そうです。この作品の主人公は殺生院キアラです!
始まりはゴールデンウィークに開催されたCCCイベでした。
最初はいつも通りのコラボイベかと思っていたが、まさかの本編!
元々、EXTRAシリーズが一番好きな作者のテンションは鰻登り。
そして、予想はしていたが、ラスボスは殺生院キアラ!しかも人類悪(ビースト)!!
魔神柱案件どころか、七章、終章に匹敵するレベルだとは夢にも思わなかった。
しかも、それで終わりではなく、まさかの殺生院キアラ(アルターエゴ)のプレイアブル化!彼女が仲間になる日が来ようとは……。

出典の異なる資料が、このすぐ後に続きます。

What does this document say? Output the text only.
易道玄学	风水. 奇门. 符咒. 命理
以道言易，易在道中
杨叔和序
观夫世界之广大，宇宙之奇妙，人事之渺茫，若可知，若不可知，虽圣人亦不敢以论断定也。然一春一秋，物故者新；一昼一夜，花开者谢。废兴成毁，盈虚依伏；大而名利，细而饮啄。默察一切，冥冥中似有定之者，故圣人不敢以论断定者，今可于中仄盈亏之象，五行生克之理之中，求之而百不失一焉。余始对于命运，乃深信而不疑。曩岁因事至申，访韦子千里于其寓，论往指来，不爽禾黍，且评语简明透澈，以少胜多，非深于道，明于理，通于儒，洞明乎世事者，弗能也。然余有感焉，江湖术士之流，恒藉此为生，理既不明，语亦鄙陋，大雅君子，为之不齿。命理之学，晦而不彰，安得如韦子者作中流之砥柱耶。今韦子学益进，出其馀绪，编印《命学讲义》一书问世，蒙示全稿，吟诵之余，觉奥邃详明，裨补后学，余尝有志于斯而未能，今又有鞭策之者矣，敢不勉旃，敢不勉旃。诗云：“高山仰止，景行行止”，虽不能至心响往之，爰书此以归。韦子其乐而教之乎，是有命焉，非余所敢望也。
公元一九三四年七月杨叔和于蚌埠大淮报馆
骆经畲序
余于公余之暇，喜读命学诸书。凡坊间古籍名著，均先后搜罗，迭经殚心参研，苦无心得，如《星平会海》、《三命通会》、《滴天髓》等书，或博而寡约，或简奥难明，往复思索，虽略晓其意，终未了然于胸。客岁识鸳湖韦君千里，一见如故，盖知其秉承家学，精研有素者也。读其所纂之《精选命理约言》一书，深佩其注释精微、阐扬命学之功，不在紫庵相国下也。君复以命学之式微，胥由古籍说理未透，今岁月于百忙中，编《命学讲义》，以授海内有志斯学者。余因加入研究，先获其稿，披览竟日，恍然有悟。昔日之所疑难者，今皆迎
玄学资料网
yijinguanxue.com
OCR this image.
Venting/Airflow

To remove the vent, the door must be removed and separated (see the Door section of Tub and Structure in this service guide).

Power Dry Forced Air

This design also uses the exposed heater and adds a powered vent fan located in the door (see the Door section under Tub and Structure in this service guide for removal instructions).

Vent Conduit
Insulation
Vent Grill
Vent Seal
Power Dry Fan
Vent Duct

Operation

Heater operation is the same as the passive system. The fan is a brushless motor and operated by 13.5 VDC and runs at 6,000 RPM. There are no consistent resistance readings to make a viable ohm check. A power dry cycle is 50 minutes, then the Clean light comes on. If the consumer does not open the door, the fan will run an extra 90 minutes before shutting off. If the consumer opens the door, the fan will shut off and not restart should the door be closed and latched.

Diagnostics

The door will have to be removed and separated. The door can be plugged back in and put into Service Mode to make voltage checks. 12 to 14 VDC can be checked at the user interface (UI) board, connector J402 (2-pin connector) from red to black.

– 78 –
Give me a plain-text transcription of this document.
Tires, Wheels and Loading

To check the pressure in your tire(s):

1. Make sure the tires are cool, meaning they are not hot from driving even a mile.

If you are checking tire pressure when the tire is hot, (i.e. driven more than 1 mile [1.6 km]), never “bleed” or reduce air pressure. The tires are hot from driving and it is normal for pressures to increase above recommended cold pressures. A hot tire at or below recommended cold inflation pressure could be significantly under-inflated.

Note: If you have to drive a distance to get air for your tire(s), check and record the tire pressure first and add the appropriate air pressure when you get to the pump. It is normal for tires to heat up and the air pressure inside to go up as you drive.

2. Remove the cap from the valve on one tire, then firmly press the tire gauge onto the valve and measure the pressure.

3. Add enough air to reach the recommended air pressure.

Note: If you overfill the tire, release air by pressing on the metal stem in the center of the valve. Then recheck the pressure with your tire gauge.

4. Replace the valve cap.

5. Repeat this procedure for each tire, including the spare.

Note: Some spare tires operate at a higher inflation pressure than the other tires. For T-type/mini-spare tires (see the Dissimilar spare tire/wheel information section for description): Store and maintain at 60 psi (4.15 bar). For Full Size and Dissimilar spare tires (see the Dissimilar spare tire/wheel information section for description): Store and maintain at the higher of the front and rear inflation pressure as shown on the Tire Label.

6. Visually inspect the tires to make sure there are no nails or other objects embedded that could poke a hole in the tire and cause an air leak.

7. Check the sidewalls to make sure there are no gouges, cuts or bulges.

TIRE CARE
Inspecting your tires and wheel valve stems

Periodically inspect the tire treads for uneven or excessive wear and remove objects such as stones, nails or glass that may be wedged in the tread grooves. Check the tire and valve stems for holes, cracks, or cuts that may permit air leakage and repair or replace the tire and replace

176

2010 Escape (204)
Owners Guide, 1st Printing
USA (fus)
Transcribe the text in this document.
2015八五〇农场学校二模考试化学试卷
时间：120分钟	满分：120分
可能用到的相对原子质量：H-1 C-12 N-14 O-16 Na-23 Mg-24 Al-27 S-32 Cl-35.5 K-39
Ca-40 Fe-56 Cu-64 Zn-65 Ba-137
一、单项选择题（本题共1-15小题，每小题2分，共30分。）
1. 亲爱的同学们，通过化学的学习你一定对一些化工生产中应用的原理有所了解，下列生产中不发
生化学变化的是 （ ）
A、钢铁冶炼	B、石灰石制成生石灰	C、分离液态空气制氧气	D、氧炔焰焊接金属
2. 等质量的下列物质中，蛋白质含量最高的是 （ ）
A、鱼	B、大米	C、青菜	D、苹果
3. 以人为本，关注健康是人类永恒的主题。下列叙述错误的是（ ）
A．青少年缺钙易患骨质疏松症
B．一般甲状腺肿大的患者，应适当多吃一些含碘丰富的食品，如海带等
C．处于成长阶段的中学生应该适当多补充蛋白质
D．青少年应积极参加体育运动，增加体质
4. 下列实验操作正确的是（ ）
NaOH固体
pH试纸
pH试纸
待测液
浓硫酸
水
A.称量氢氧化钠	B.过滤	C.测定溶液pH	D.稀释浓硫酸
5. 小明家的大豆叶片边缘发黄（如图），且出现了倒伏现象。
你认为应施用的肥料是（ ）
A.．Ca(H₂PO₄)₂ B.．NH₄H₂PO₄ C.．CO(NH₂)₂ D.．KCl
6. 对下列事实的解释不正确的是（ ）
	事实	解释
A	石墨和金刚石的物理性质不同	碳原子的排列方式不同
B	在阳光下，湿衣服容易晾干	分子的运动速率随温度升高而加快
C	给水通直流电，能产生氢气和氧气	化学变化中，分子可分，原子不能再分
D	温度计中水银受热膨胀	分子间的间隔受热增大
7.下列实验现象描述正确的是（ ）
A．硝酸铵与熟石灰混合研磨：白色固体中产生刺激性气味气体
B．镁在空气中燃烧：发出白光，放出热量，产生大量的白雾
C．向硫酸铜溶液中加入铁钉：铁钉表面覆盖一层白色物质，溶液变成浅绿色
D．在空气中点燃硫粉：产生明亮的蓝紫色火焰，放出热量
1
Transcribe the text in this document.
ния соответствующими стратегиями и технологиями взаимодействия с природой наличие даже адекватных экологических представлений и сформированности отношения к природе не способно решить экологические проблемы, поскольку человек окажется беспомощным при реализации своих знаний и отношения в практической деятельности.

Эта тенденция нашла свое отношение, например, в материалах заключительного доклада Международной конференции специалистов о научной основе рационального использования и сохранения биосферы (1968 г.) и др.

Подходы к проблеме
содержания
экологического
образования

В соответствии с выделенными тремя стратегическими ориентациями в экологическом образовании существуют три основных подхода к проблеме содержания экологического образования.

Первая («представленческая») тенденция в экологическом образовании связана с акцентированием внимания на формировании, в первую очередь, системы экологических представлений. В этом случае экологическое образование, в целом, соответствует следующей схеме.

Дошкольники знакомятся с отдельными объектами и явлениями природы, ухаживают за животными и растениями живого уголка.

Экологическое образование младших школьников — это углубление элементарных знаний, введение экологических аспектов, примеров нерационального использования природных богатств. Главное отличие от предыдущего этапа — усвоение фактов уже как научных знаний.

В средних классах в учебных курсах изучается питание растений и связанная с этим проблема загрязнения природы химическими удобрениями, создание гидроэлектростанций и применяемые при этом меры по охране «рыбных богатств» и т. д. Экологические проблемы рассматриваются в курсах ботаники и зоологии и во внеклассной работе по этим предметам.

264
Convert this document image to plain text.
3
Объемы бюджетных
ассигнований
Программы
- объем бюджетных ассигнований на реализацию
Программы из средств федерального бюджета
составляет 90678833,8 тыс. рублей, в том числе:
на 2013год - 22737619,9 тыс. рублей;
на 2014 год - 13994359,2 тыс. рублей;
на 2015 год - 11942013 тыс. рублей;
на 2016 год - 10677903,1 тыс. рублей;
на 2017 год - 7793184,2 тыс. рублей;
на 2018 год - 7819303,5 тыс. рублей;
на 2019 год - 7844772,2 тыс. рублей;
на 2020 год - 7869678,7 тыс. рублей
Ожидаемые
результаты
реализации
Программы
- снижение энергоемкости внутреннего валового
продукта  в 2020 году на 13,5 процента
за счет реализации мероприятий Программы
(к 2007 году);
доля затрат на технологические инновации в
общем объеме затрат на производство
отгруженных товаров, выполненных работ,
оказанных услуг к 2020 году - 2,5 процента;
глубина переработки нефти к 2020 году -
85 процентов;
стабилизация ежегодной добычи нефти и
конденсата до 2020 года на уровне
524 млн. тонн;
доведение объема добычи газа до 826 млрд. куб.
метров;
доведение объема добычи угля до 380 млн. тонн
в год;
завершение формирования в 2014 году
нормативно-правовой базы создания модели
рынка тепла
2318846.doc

そして、竹箒日記でのCCCイベの補足。FGO世界の彼女は正真正銘の聖女であり、どこかの赤マントを彷彿とさせる彼女の在り方に作者は完全に魅了されてしまった。そんな彼女もゼパなんとかのせいでCCCキアラ諸共無かったことにされてしまった。CCCでの彼女見た上でのFGO世界の彼女に起きた奇跡、それが悲劇的な最期になってしまった。どうしても彼女を救いたいと思った。そして、セラフィックスではなくカルデアに彼女がいたのならばまた違った結末になったのだろうかと考え、この作品を執筆することになりました。
初めて小説を書く初心者のくせに初っ端からこれを書くのか? リアルが忙しいのに大丈夫か? といった様々な問題があったわけですが、溢れ出る衝動は抑えきれませんでした。
初心者の拙い文章ですが、生暖かい目で末永く見守って頂ければ幸いです。それとまだリアルの方で忙しく始まったばかりなのに不定期の更新となってしまうことをお詫びいたします。